Patrzę na drogę, nieprzerwany sznur aut, każdy siedzi drugiemu niemalże na zderzaku. Obejść cholernego karaczana nie sposób, bo już i tak samochody muszą omijać jego wystający na drogę bagażnik. Podeszłam do karaczana i zapukałam w szybę, ale facet uparcie gapi się tym razem w podsufitkę, kurzy e-fajkę i udaje, że mnie nie ma.

Co miałam zrobić? Przyciągnęłam rower jak najbliżej siebie i bardzo, bardzo ostrożnie zaczęłam wychylać się zza karaczanowego zadka, machając do jadących samochodów, że potrzebne mi przejście. Nikt oczywiście nie poczuwał się do przepuszczenia mnie, więc poczekałam, aż korek stanie na światłach i z duszą na ramieniu zaczęłam przeciskać się pomiędzy karaczanem a pozostałymi autami, chcąc jak najszybciej wrócić na chodnik, żeby zdążyć przed zmianą świateł (tamte mają bardzo krótkie cykle). Niechcący przetarłam kierownicą (gumowaną) po bagażniku. I się zaczęło...

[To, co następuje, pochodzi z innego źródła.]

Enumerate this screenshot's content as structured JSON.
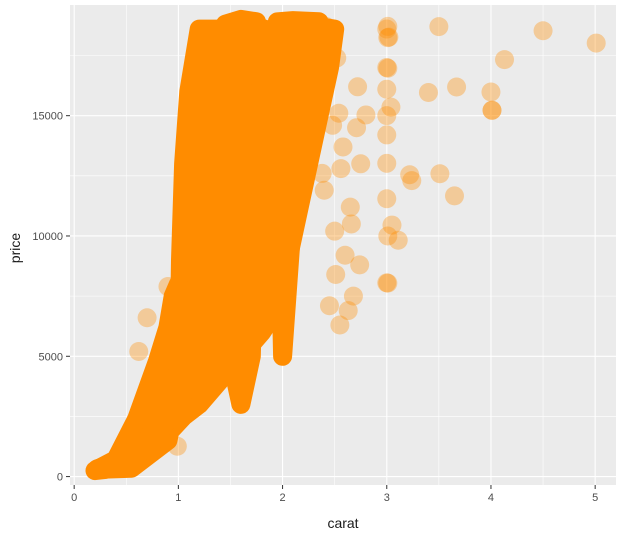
{
  "chart_data": {
    "type": "scatter",
    "title": "",
    "xlabel": "carat",
    "ylabel": "price",
    "xlim": [
      -0.04,
      5.2
    ],
    "ylim": [
      -350,
      19600
    ],
    "x_ticks": [
      0,
      1,
      2,
      3,
      4,
      5
    ],
    "x_tick_labels": [
      "0",
      "1",
      "2",
      "3",
      "4",
      "5"
    ],
    "y_ticks": [
      0,
      5000,
      10000,
      15000
    ],
    "y_tick_labels": [
      "0",
      "5000",
      "10000",
      "15000"
    ],
    "x_minor_ticks": [
      0.5,
      1.5,
      2.5,
      3.5,
      4.5
    ],
    "y_minor_ticks": [
      2500,
      7500,
      12500,
      17500
    ],
    "grid": true,
    "legend": "none",
    "colors": {
      "point": "#ff8c00",
      "panel": "#ebebeb",
      "grid": "#ffffff"
    },
    "point_alpha": 0.35,
    "series": [
      {
        "x": [
          5.01,
          4.5,
          4.13,
          4.01,
          4.01,
          4.0,
          3.67,
          3.65,
          3.51,
          3.5,
          3.4,
          3.24,
          3.22,
          3.11,
          3.05,
          3.04,
          3.02,
          3.01,
          3.01,
          3.01,
          3.01,
          3.01,
          3.0,
          3.0,
          3.0,
          3.0,
          3.0,
          3.0,
          3.0,
          3.0,
          2.8,
          2.75,
          2.74,
          2.72,
          2.71,
          2.68,
          2.66,
          2.65,
          2.63,
          2.6,
          2.58,
          2.56,
          2.55,
          2.54,
          2.52,
          2.51,
          2.5,
          2.48,
          2.45,
          2.42,
          2.4,
          2.38,
          0.99,
          0.9,
          0.7,
          0.62,
          0.25,
          0.23
        ],
        "y": [
          18018,
          18531,
          17329,
          15223,
          15223,
          15984,
          16193,
          11668,
          12587,
          18701,
          15964,
          12300,
          12545,
          9823,
          10453,
          15354,
          18266,
          18242,
          18710,
          16970,
          10000,
          8040,
          8050,
          11548,
          13020,
          14200,
          15002,
          16100,
          17000,
          18600,
          15030,
          13000,
          8800,
          16200,
          14500,
          7500,
          10500,
          11200,
          6900,
          9200,
          13700,
          12800,
          6300,
          15100,
          17400,
          8400,
          10200,
          14600,
          7100,
          18700,
          11900,
          12600,
          1260,
          7900,
          6600,
          5200,
          300,
          340
        ]
      }
    ]
  }
}
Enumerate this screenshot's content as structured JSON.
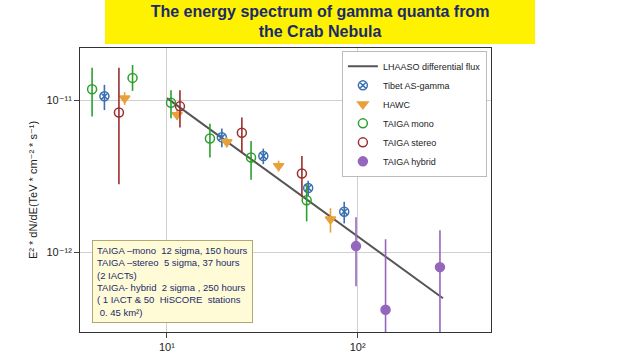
{
  "chart_data": {
    "type": "scatter",
    "title": "The energy spectrum of gamma quanta from\nthe Crab Nebula",
    "ylabel": "E² * dN/dE(TeV * cm⁻² * s⁻¹)",
    "log": true,
    "grid": true,
    "legend": "upper right",
    "xlim": [
      3.5,
      500
    ],
    "ylim": [
      3e-13,
      2.2e-11
    ],
    "xticks": [
      {
        "value": 10,
        "label": "10¹"
      },
      {
        "value": 100,
        "label": "10²"
      }
    ],
    "yticks": [
      {
        "value": 1e-12,
        "label": "10⁻¹²"
      },
      {
        "value": 1e-11,
        "label": "10⁻¹¹"
      }
    ],
    "annotations": [
      "TAIGA –mono  12 sigma, 150 hours",
      "TAIGA –stereo  5 sigma, 37 hours",
      "(2 IACTs)",
      "TAIGA- hybrid  2 sigma , 250 hours",
      "( 1 IACT & 50  HiSCORE  stations",
      " 0. 45 km²)"
    ],
    "series": [
      {
        "name": "LHAASO differential flux",
        "type": "line",
        "color": "#555555",
        "line_style": "solid",
        "x": [
          10,
          280
        ],
        "values": [
          1.03e-11,
          5e-13
        ]
      },
      {
        "name": "Tibet AS-gamma",
        "type": "scatter",
        "color": "#3a6fb0",
        "marker": "circle-x-open",
        "x": [
          4.7,
          19.4,
          32,
          55,
          85
        ],
        "values": [
          1.06e-11,
          5.7e-12,
          4.3e-12,
          2.65e-12,
          1.85e-12
        ],
        "err_plus": [
          2e-12,
          8e-13,
          5e-13,
          3e-13,
          3e-13
        ],
        "err_minus": [
          2e-12,
          8e-13,
          5e-13,
          3e-13,
          3e-13
        ]
      },
      {
        "name": "HAWC",
        "type": "scatter",
        "color": "#e8a13a",
        "marker": "triangle-down",
        "x": [
          6.0,
          11.3,
          20.6,
          38.5,
          72
        ],
        "values": [
          1.03e-11,
          8e-12,
          5.3e-12,
          3.7e-12,
          1.65e-12
        ],
        "err_plus": [
          1e-12,
          6e-13,
          4e-13,
          3e-13,
          3e-13
        ],
        "err_minus": [
          1e-12,
          6e-13,
          4e-13,
          3e-13,
          3e-13
        ]
      },
      {
        "name": "TAIGA mono",
        "type": "scatter",
        "color": "#2ca02c",
        "marker": "circle-open",
        "x": [
          4.05,
          6.6,
          10.5,
          16.8,
          27.6,
          54
        ],
        "values": [
          1.18e-11,
          1.4e-11,
          9.6e-12,
          5.6e-12,
          4.2e-12,
          2.2e-12
        ],
        "err_plus": [
          4.5e-12,
          3e-12,
          2e-12,
          1.4e-12,
          1.2e-12,
          6e-13
        ],
        "err_minus": [
          4e-12,
          2.5e-12,
          2e-12,
          1.4e-12,
          1.2e-12,
          6e-13
        ]
      },
      {
        "name": "TAIGA stereo",
        "type": "scatter",
        "color": "#9b2d2d",
        "marker": "circle-open",
        "x": [
          5.6,
          11.7,
          24.7,
          51
        ],
        "values": [
          8.3e-12,
          9.1e-12,
          6.1e-12,
          3.3e-12
        ],
        "err_plus": [
          8e-12,
          2.5e-12,
          1.6e-12,
          1e-12
        ],
        "err_minus": [
          5.5e-12,
          2.5e-12,
          1.6e-12,
          1e-12
        ]
      },
      {
        "name": "TAIGA hybrid",
        "type": "scatter",
        "color": "#9467bd",
        "marker": "circle",
        "x": [
          98,
          140,
          270
        ],
        "values": [
          1.1e-12,
          4.2e-13,
          8e-13
        ],
        "err_plus": [
          6e-13,
          8e-13,
          6e-13
        ],
        "err_minus": [
          5e-13,
          3.8e-13,
          5e-13
        ]
      }
    ]
  }
}
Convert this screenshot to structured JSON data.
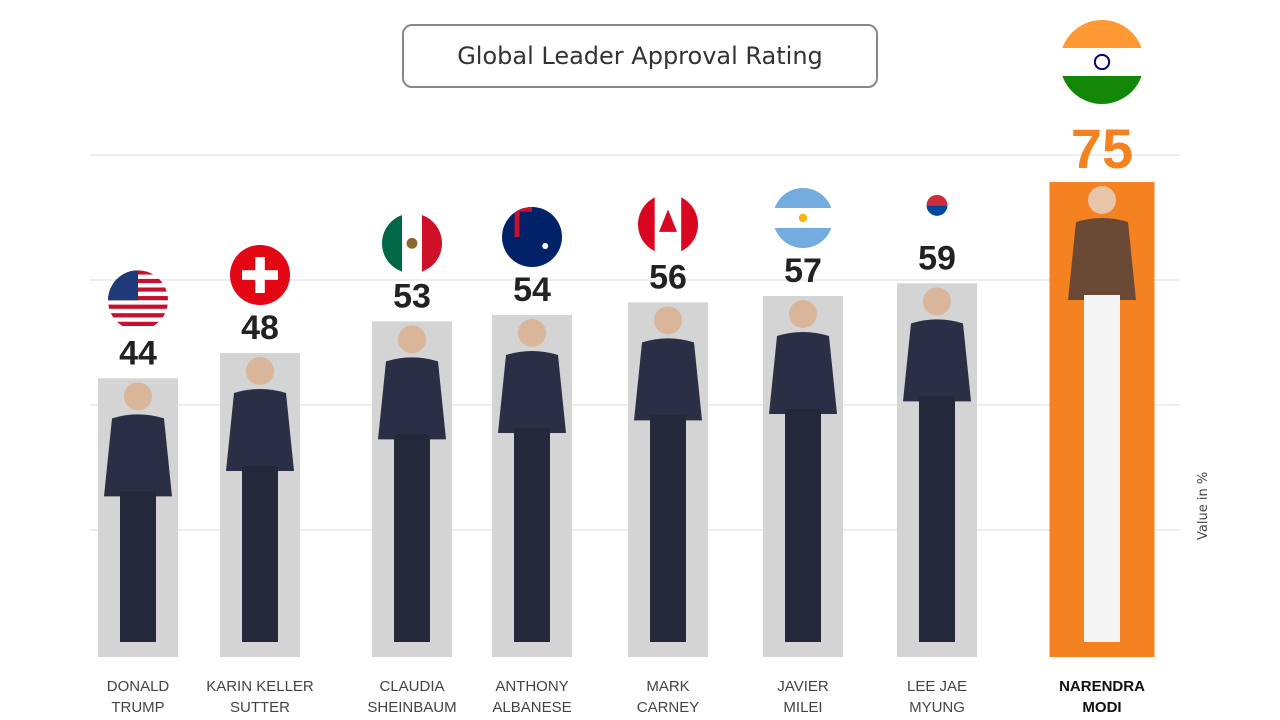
{
  "chart_data": {
    "type": "bar",
    "title": "Global Leader Approval Rating",
    "ylabel": "Value in %",
    "ylim": [
      0,
      75
    ],
    "grid": true,
    "categories": [
      "DONALD TRUMP",
      "KARIN KELLER SUTTER",
      "CLAUDIA SHEINBAUM",
      "ANTHONY ALBANESE",
      "MARK CARNEY",
      "JAVIER MILEI",
      "LEE JAE MYUNG",
      "NARENDRA MODI"
    ],
    "values": [
      44,
      48,
      53,
      54,
      56,
      57,
      59,
      75
    ],
    "flags": [
      "usa-flag-icon",
      "switzerland-flag-icon",
      "mexico-flag-icon",
      "australia-flag-icon",
      "canada-flag-icon",
      "argentina-flag-icon",
      "south-korea-flag-icon",
      "india-flag-icon"
    ],
    "colors": {
      "bar": "#d4d4d4",
      "highlight_bar": "#f58220",
      "highlight_value": "#f58220",
      "value": "#222222"
    },
    "highlight": "NARENDRA MODI"
  }
}
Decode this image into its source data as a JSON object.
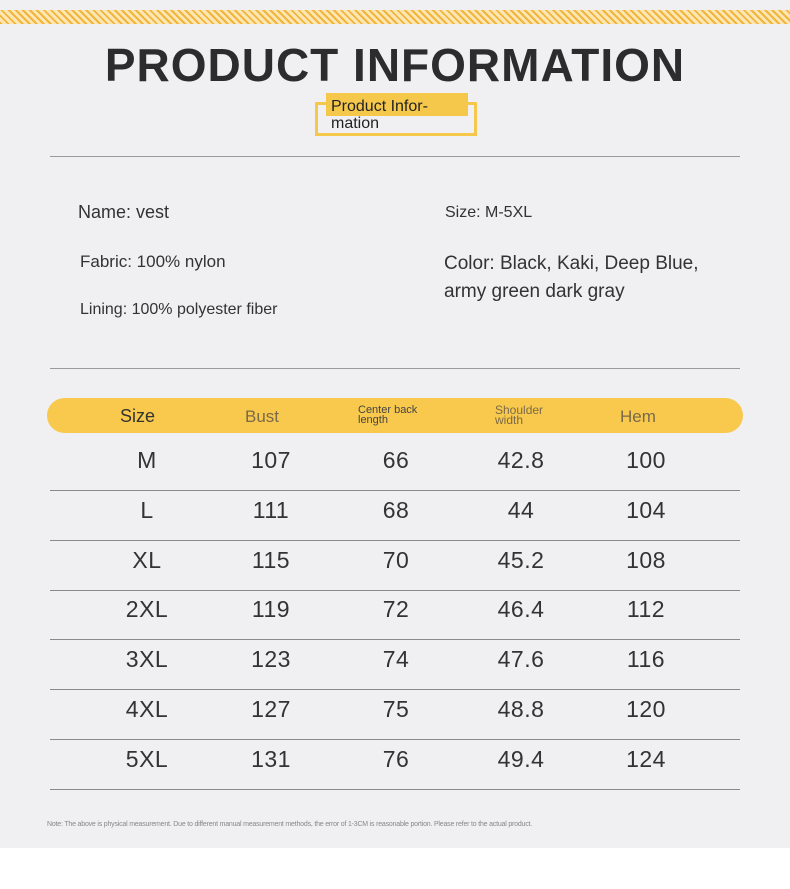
{
  "title": "PRODUCT INFORMATION",
  "subtitle": "Product Infor-\nmation",
  "info": {
    "name": "Name: vest",
    "fabric": "Fabric: 100% nylon",
    "lining": "Lining: 100% polyester fiber",
    "size": "Size: M-5XL",
    "color": "Color: Black, Kaki, Deep Blue, army green dark gray"
  },
  "table": {
    "headers": {
      "size": "Size",
      "bust": "Bust",
      "center_back": "Center back\nlength",
      "shoulder": "Shoulder\nwidth",
      "hem": "Hem"
    },
    "rows": [
      [
        "M",
        "107",
        "66",
        "42.8",
        "100"
      ],
      [
        "L",
        "111",
        "68",
        "44",
        "104"
      ],
      [
        "XL",
        "115",
        "70",
        "45.2",
        "108"
      ],
      [
        "2XL",
        "119",
        "72",
        "46.4",
        "112"
      ],
      [
        "3XL",
        "123",
        "74",
        "47.6",
        "116"
      ],
      [
        "4XL",
        "127",
        "75",
        "48.8",
        "120"
      ],
      [
        "5XL",
        "131",
        "76",
        "49.4",
        "124"
      ]
    ]
  },
  "note": "Note: The above is physical measurement. Due to different manual measurement methods, the error of 1-3CM is reasonable portion. Please refer to the actual product.",
  "colors": {
    "accent": "#f8c94c",
    "background": "#f0eff1"
  }
}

Facet nagle odzyskał zdolność postrzegania świata wokół siebie, wyparzył z samochodu z prędkością nadświetlną i zaczął mnie wyzywać.

[B]uc: - Ty [męski zwisie], porysowałeś mi auto!
[J]a: (wlazłam na chodnik i dopiero wtedy się odwróciłam) - Nic panu* nie przerysowałam, zahaczyłam gumowaną kierownicą.

Buc zorientował się, że nie jestem facetem, zatchnął się na chwilę, po czym nawet nie zerknął na bagażnik i wrócił do bluzgów.

[B]: Ty szmato, celowo to zrobiłaś, z zemsty! Dzwonię na policję! Nie widzisz, że zaraz wyjeżdżam?!
[J]: Proszę dzwonić, to pan zastawia cały chodnik. Pięć minut stałam i pokazywałam, że chcę przejść. Skąd miałam wiedzieć, że chce pan wyjeżdżać?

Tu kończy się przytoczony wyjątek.